勇者に改心の一撃を!~僕の世界は異世界の勇者達に壊された~

若葉さくと

文字の大きさ
16 / 24
第三章 魔王様のいない世界

第15話 初めての戦闘

しおりを挟む
 転職の儀式を終えた翌日、俺たちは枯れ果てた森の出口とハーニルの町への行き方を聞いた後、結界の外に出て森の中を歩き始めた。木々は枯れているので見通しはよかったが、道は整備されていないので険しく歩きづらかった。森の出口まではそんなに距離はなく日が傾く前に着くことが出来た。

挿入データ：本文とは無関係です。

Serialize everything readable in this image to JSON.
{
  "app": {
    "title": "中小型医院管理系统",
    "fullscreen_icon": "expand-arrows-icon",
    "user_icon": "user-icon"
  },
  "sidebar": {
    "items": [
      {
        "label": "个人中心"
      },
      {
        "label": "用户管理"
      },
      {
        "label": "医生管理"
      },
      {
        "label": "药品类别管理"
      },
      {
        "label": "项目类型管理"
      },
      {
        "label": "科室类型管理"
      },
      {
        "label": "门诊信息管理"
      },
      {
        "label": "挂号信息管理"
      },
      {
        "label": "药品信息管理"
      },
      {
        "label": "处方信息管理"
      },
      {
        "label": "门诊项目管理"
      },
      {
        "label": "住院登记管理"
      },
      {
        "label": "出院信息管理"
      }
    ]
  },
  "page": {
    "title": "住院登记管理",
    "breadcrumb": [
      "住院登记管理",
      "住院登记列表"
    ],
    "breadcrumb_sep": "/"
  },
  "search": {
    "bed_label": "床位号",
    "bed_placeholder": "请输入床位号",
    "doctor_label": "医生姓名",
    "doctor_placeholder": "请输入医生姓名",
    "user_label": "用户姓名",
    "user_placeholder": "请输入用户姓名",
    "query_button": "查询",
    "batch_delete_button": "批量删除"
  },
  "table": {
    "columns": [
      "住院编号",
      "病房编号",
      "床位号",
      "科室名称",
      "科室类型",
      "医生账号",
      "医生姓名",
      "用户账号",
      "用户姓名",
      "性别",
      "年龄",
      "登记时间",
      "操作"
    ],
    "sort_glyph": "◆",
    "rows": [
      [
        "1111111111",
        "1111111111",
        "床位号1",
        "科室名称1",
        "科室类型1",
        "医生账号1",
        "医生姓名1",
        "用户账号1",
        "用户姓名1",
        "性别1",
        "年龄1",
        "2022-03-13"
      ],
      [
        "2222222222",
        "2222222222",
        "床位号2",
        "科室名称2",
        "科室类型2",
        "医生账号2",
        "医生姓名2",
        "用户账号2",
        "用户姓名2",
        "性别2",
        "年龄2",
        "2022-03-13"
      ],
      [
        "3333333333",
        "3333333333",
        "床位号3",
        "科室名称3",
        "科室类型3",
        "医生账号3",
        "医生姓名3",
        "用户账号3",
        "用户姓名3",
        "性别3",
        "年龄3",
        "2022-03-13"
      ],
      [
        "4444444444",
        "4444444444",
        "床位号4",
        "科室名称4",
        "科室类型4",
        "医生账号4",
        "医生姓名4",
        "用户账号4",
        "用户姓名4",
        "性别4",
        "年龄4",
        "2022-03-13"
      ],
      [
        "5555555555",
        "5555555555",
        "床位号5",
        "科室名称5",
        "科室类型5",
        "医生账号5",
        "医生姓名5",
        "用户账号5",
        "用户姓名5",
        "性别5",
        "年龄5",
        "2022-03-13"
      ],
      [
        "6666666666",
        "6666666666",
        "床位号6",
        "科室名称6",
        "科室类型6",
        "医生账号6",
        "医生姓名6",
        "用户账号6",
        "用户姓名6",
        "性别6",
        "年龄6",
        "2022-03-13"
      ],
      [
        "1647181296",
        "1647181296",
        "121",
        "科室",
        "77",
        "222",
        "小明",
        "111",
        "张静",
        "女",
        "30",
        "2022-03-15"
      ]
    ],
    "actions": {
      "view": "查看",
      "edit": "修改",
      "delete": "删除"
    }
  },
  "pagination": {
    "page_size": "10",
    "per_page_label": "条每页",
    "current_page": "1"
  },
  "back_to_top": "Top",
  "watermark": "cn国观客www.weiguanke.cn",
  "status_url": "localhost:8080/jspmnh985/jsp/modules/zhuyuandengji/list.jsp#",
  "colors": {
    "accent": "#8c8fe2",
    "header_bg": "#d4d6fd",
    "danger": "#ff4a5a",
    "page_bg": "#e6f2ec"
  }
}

「まだ日が高いからこのままハーニルの町まで行こうと思ってるんだけど、大丈夫?」

「ちょっと待ってラルフ、私森の中とか整備されていない道を歩いたことがなくて、ちょっと休みたいんだけどいいかしら?」

「うん、まだ夜になるまでは時間があるし大丈夫だよ。せっかくだしここで少し休憩してからハーニルを目指そう……。ってあれ? ファイスさんその腕はどうしたの?」

「ウォオオ……」

 ファイスさんの腕が片方取れている事に気づき、俺は来た道を戻り腕を探した。幸い近くの木に引っかかっていたのですぐに見つけることが出来たけど、ファイスさん自身腕が取れても痛みは感じなかったため本人も気づかない間に取れていたようだった。それは出発前ゴードンさんから聞いていたファイスさんの職業『コラプスゾンビ』の特徴と一致していて、ゾンビに比べ腕や足などのパーツが取れたり崩れたりしやすく、色んな感覚も鈍いということだった。

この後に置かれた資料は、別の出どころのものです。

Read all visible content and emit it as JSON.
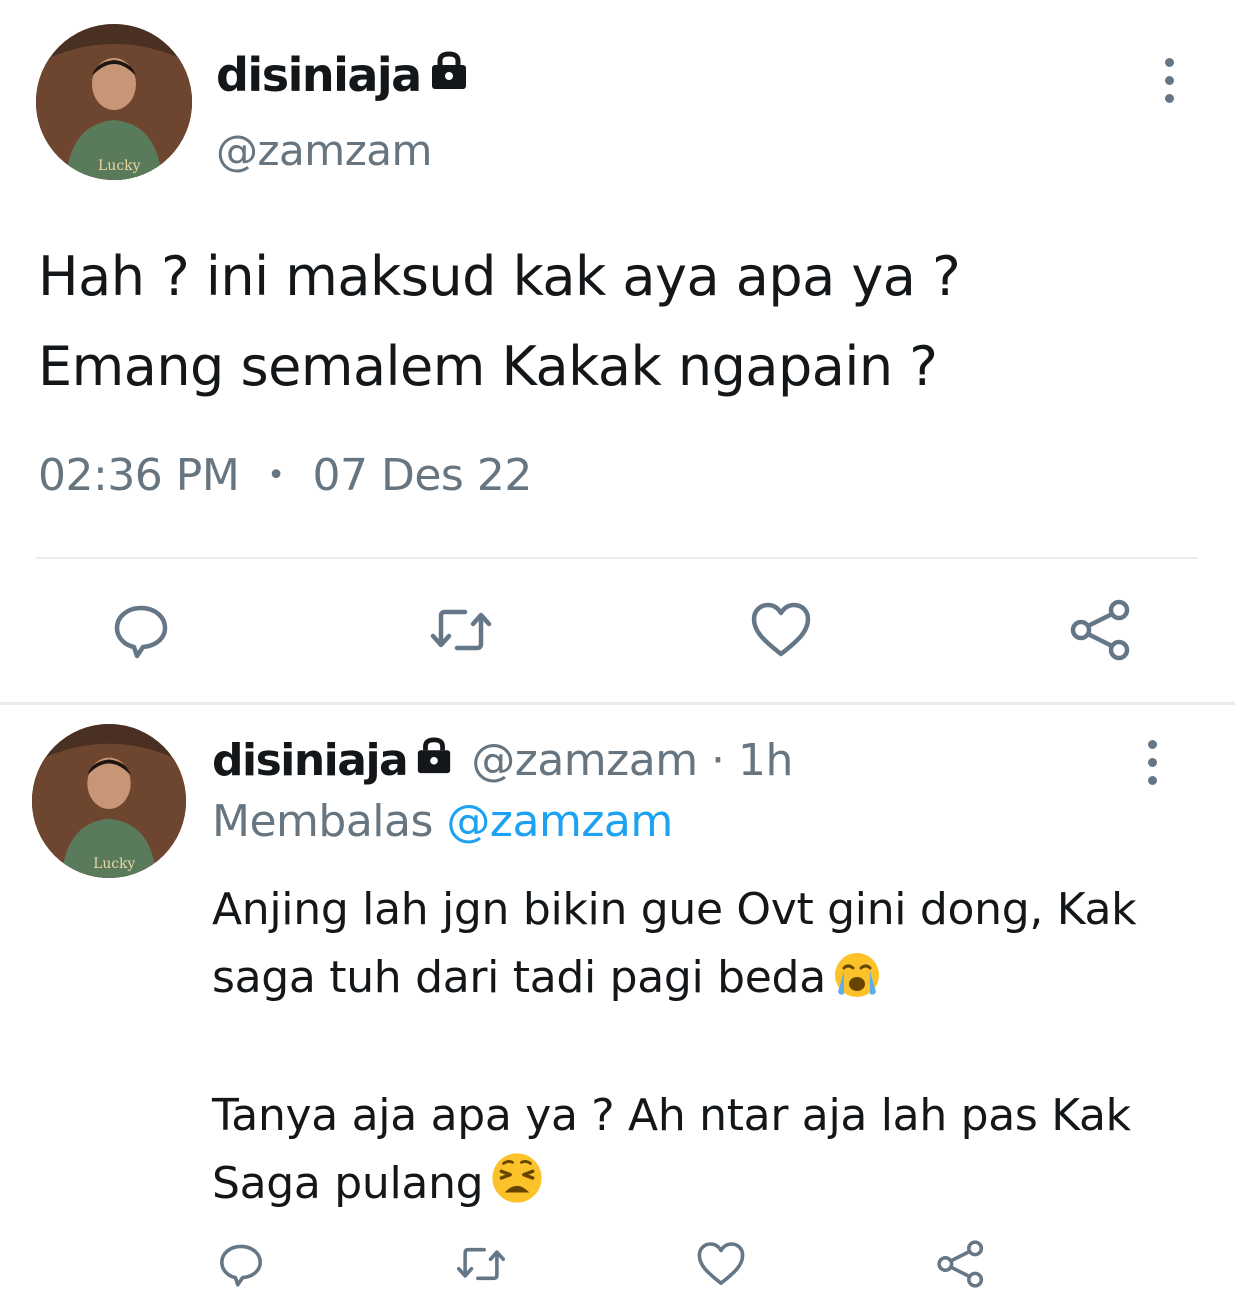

「こうやってくっつければ大丈夫みたいだね、これからは注意しないとね」

「ウォォ……」

「あまり気にしなくていいよ、腕が取れちゃうのは仕方のないことなんだから」

「そうよ、ゾンビってそういうものよファイスさん」

「うん! あたいもそう思うよ!」

「ウォオオ!」

「……あれ? 今ファイスさんの言っていることが俺達にも分かったような。ちゃんとした言葉として聞こえたわけじゃないけど言いたいことは理解できたよ! これってもしかして!」

 アレン兄さんやロザリーさんの言っていることもわからないか試してみたら、ファイスさんと同じで言葉としてはっきりとはわからないけど、俺やアオイ、リンも言いたいことがなんとなくはわかるようになっていた。もしかすると転職の儀式を終えたことにより魔力が上がったのかもしれない。森の出口からは今までと違って整えられた道があり、それに沿ってしばらく歩き日が傾き始めた頃、町の明かりらしきものが見えてきた。

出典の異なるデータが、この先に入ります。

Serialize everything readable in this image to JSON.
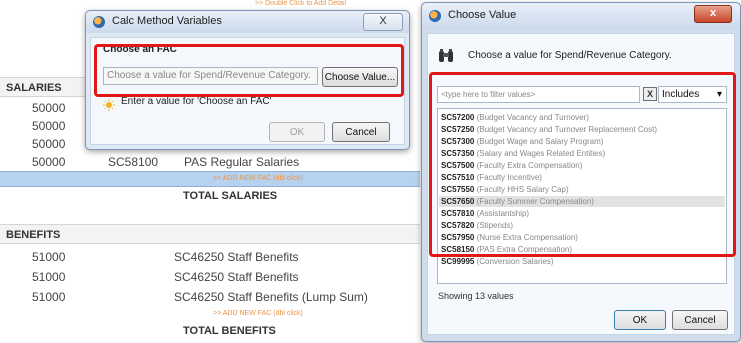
{
  "sheet": {
    "top_hint": ">> Double Click to Add Detail",
    "salaries_header": "SALARIES",
    "salary_rows": [
      {
        "acct": "50000",
        "code": "",
        "desc": ""
      },
      {
        "acct": "50000",
        "code": "",
        "desc": ""
      },
      {
        "acct": "50000",
        "code": "",
        "desc": ""
      },
      {
        "acct": "50000",
        "code": "SC58100",
        "desc": "PAS Regular Salaries"
      }
    ],
    "add_new_fac": ">> ADD NEW FAC (dbl click)",
    "total_salaries": "TOTAL SALARIES",
    "benefits_header": "BENEFITS",
    "benefit_rows": [
      {
        "acct": "51000",
        "text": "SC46250 Staff Benefits"
      },
      {
        "acct": "51000",
        "text": "SC46250 Staff Benefits"
      },
      {
        "acct": "51000",
        "text": "SC46250 Staff Benefits (Lump Sum)"
      }
    ],
    "add_new_fac_2": ">> ADD NEW FAC (dbl click)",
    "total_benefits": "TOTAL BENEFITS"
  },
  "calc_dialog": {
    "title": "Calc Method Variables",
    "close": "X",
    "field_label": "Choose an FAC",
    "field_placeholder": "Choose a value for Spend/Revenue Category.",
    "choose_button": "Choose Value...",
    "hint": "Enter a value for 'Choose an FAC'",
    "ok": "OK",
    "cancel": "Cancel"
  },
  "choose_dialog": {
    "title": "Choose Value",
    "close": "x",
    "instruction": "Choose a value for Spend/Revenue Category.",
    "filter_placeholder": "<type here to filter values>",
    "clear": "X",
    "match_mode": "Includes",
    "items": [
      {
        "code": "SC57200",
        "desc": "(Budget Vacancy and Turnover)"
      },
      {
        "code": "SC57250",
        "desc": "(Budget Vacancy and Turnover Replacement Cost)"
      },
      {
        "code": "SC57300",
        "desc": "(Budget Wage and Salary Program)"
      },
      {
        "code": "SC57350",
        "desc": "(Salary and Wages Related Entities)"
      },
      {
        "code": "SC57500",
        "desc": "(Faculty Extra Compensation)"
      },
      {
        "code": "SC57510",
        "desc": "(Faculty Incentive)"
      },
      {
        "code": "SC57550",
        "desc": "(Faculty HHS Salary Cap)"
      },
      {
        "code": "SC57650",
        "desc": "(Faculty Summer Compensation)"
      },
      {
        "code": "SC57810",
        "desc": "(Assistantship)"
      },
      {
        "code": "SC57820",
        "desc": "(Stipends)"
      },
      {
        "code": "SC57950",
        "desc": "(Nurse Extra Compensation)"
      },
      {
        "code": "SC58150",
        "desc": "(PAS Extra Compensation)"
      },
      {
        "code": "SC99995",
        "desc": "(Conversion Salaries)"
      }
    ],
    "status": "Showing 13 values",
    "ok": "OK",
    "cancel": "Cancel"
  },
  "colors": {
    "highlight_box": "#e01818",
    "selected_row": "#b7d2ee",
    "hint_orange": "#e8954a"
  }
}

「日が落ちる前にハーニルの町に着くことができたわね」

「そろそろ日が暮れるから早く行ってみようよ! あたいはもう疲れたよー」

「そうだね、でも何があるか分からないからちょっと様子を見るために入口近くまでゆっくり行ってみよう」

 俺たちが町の入り口に近づくと、そこに人影が見えた。気づかれないように近くの茂みで息を潜めながらどんな人物か観察することにした。

「グルルルゥ……」

 そこにいたのは犬の頭に人の身体を持つコボルト族の少女だった。身長はリンよりちょっと大きいくらいで、魔力が暴走しているのか、鋭い目つきで低い唸り声をあげていて正気を失っている様だった。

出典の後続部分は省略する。